Per orientarsi a volte sono necessari lampioni e cartelli stradali, che hanno sul palo un adesivo con la bandiera corrispondente. Una galleria d’arte ha approfittato del fatto di avere i confini al suo interno per far proseguire la linea di croci bianche fin dentro al negozio attirando inevitabilmente più visitatori. Perché sì, quello che sembra un’infinita serie di complicazioni è soprattutto un vantaggio: le due Baarle sono villaggi in tutto e per tutto identici a decine di altri in zona, case basse e rosse, villette anonime, campi. Il confine è ciò che le divide e le unisce in nome del turismo: e così nasce l’Enclavekoffie, il caffè dell’enclave. E assieme a lui il biscotto, l’amaro, la birra dell’enclave.
La questione dei negozi, in parte risolta con l’arrivo dell’euro, è saltata di nuovo fuori con la pandemia, infatti alcuni bar hanno il bancone in un Paese, ma i tavolini nell’altro, un negozio di abbigliamento è stato chiuso perché la cassa era in Belgio nonostante la maggior parte della superficie fosse in Olanda nei giorni in cui Bruxelles decise di chiudere tutto, mentre i Paesi Bassi cercavano di tenere aperto il più possibile. Per alcune settimane anche i bus che passano da una nazione all’altra - da sempre e continuamente - erano diventati una bizzarria nella bizzarria, visto che in Belgio si era obbligati a portare la mascherina, ma in Olanda no. Decidere come comportarsi per i due sindaci non è stato facile, perché c’erano da rispettare tanto le regole quanto il buonsenso.
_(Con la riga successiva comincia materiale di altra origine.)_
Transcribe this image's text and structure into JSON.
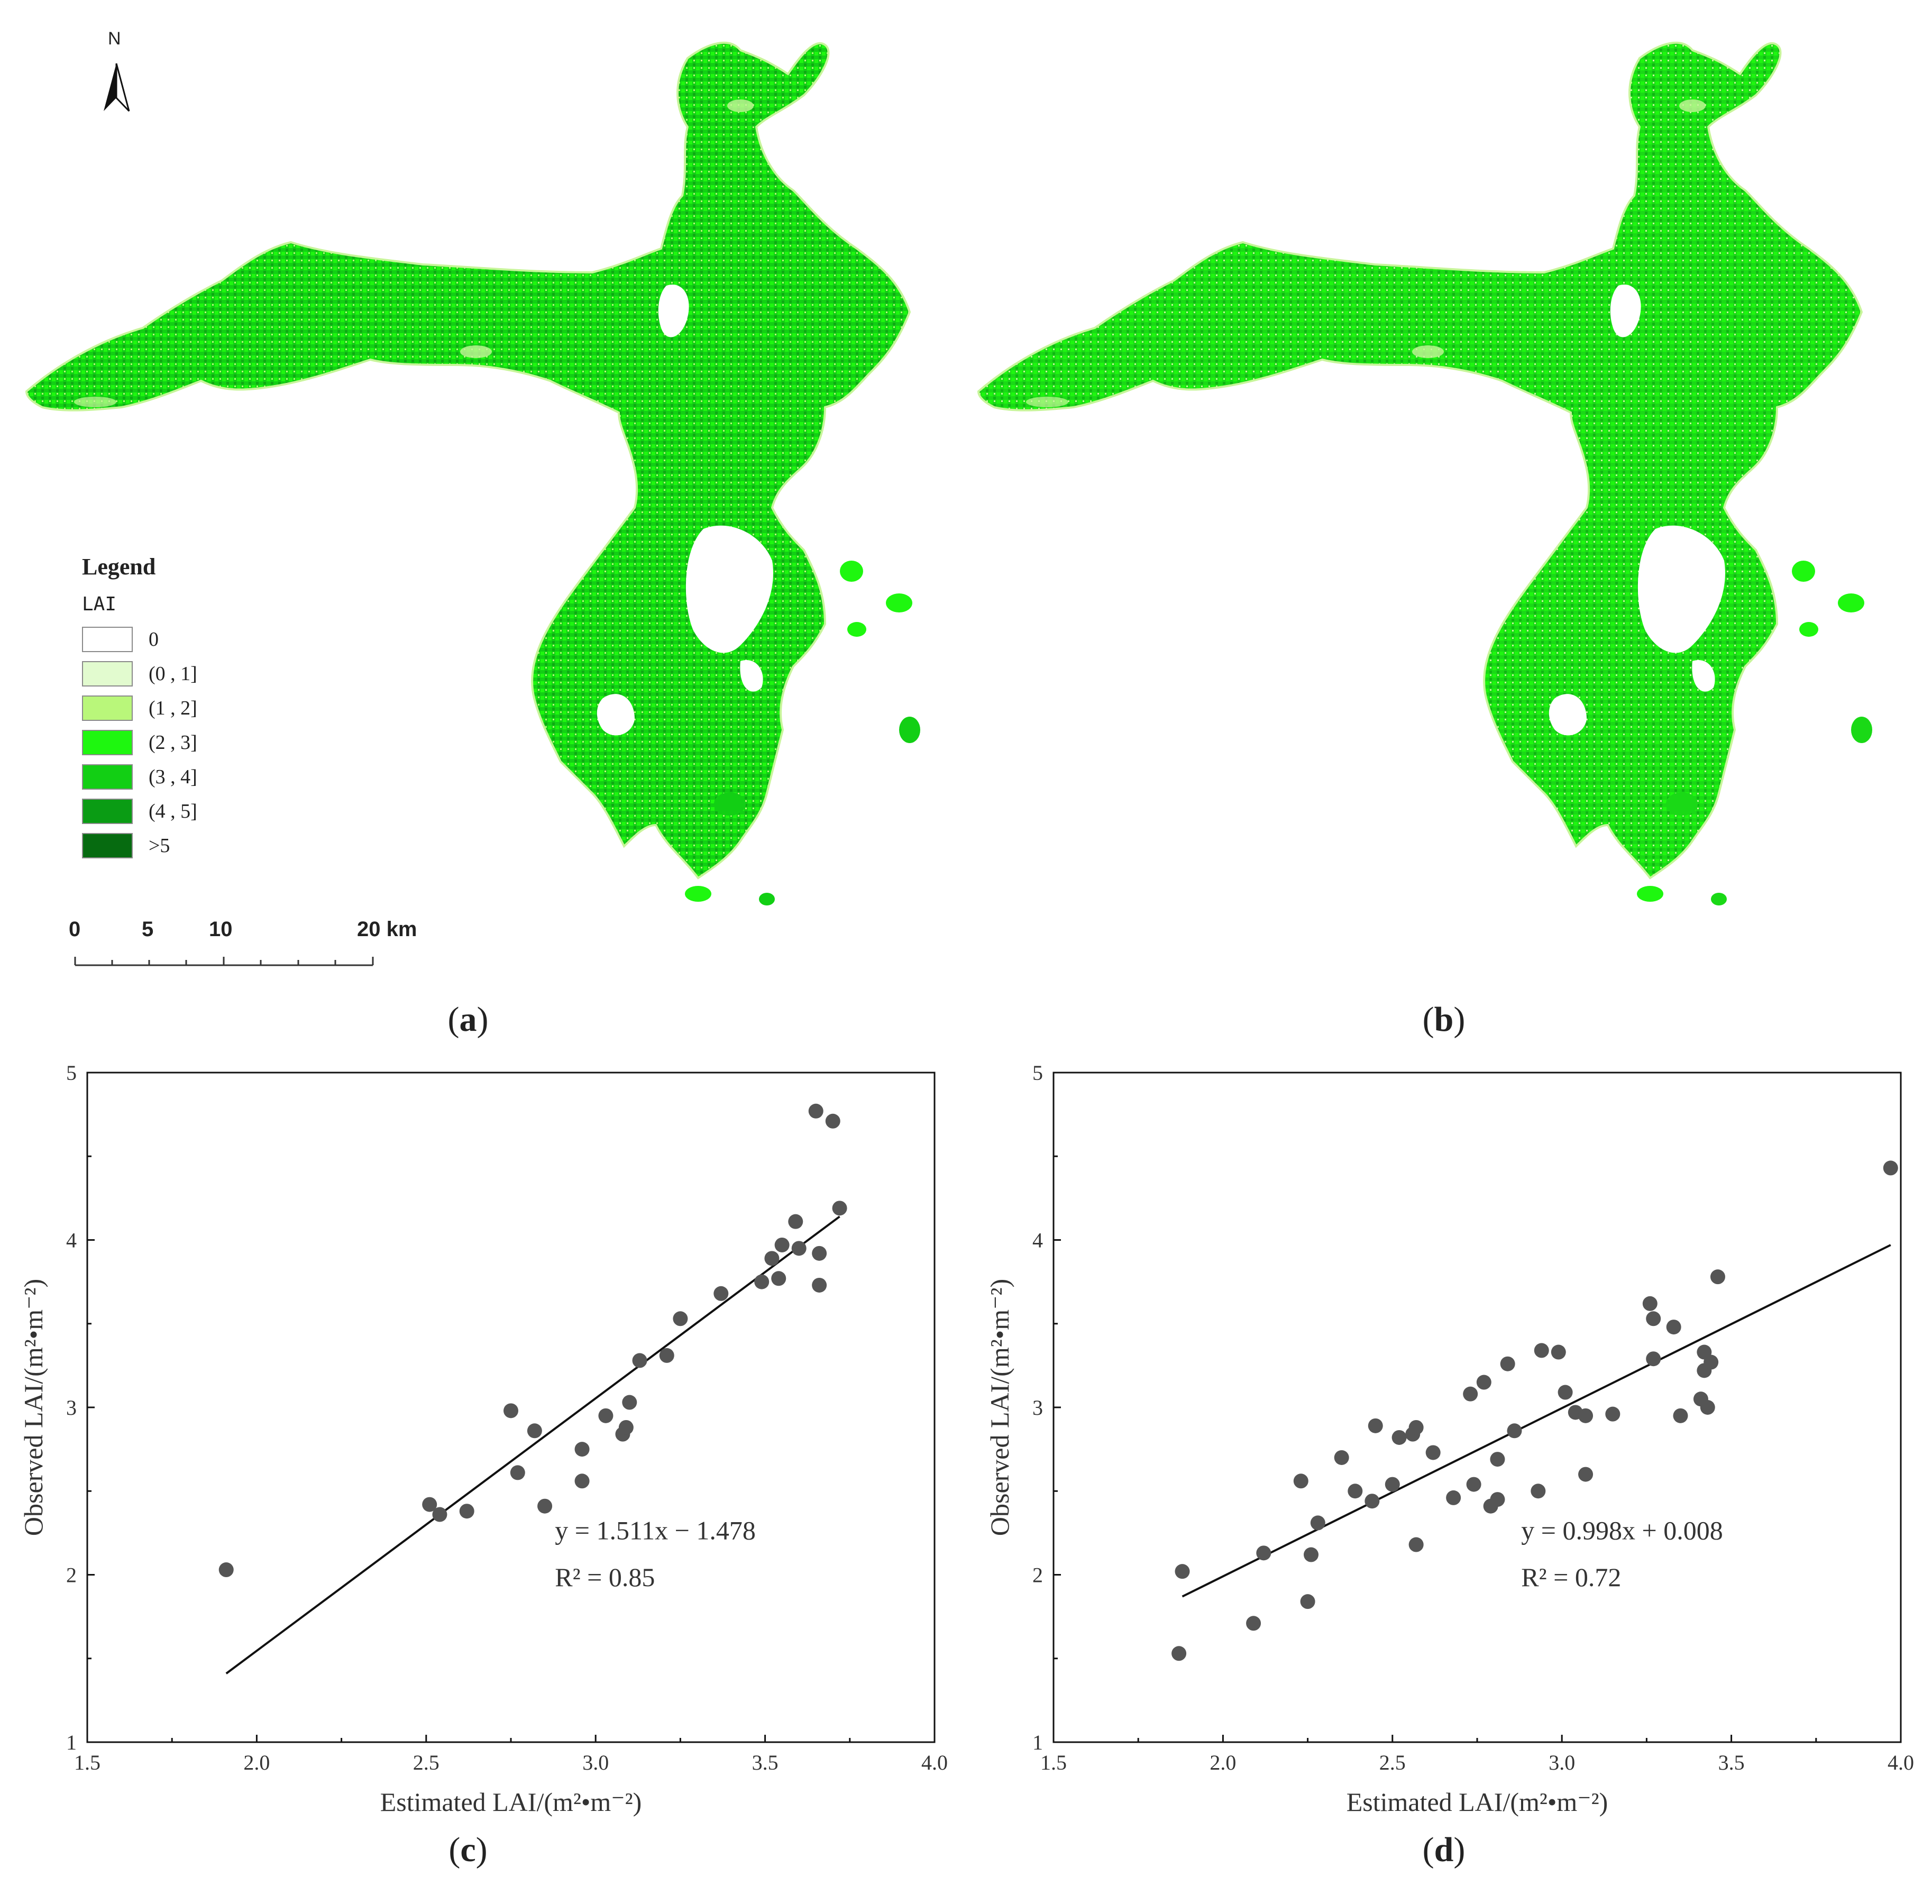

Tra i tanti palazzi attraversati dal confine c’è anche quello del comune di Baarle-Hertog. Per mostrare meglio la divisione, la linea è stata disegnata sia sul pavimento che sul muro. Un pezzo della sala che ospita il consiglio comunale si trova in Olanda. Per via di un permesso speciale - e per problemi di spazio - alcuni consiglieri del paesino belga posso prendere posto in territorio olandese. La votazione viene considerata comunque valida, anche se in teoria non potrebbe essere così. Diversa è la questione dei matrimoni civili celebrati in quella sala: l’atto formale e la firma devono avvenire nella parte belga della sala, sennò le nozze devono essere annullate.
Insomma, due cittadine tranquille, a pochi chilometri dal confine belga, a meno di un’ora di auto da città olandesi come Breda e Eindhoven, le due Baarle nel 2014 sono state tirate in ballo in qualcosa di più grosso, perdipiù a sproposito, quando l’ex premier israeliano Benjamin Netanyahu, per minimizzare, ha paragonato la situazione dei coloni in Cisgiordania ai loro secolari incastri. Vincent Braam, sindaco di Baarle-Nassau, reagì, definendo irrispettose le parole di Netanyahu e inconciliabili le loro storie. Passeggiando per Baarle non si può che dargli la ragione, la cosa più minacciosa nei paraggi è un adesivo che propone la guerra, sì, ma contro il Var: non il dipartimento francese, la moviola in campo.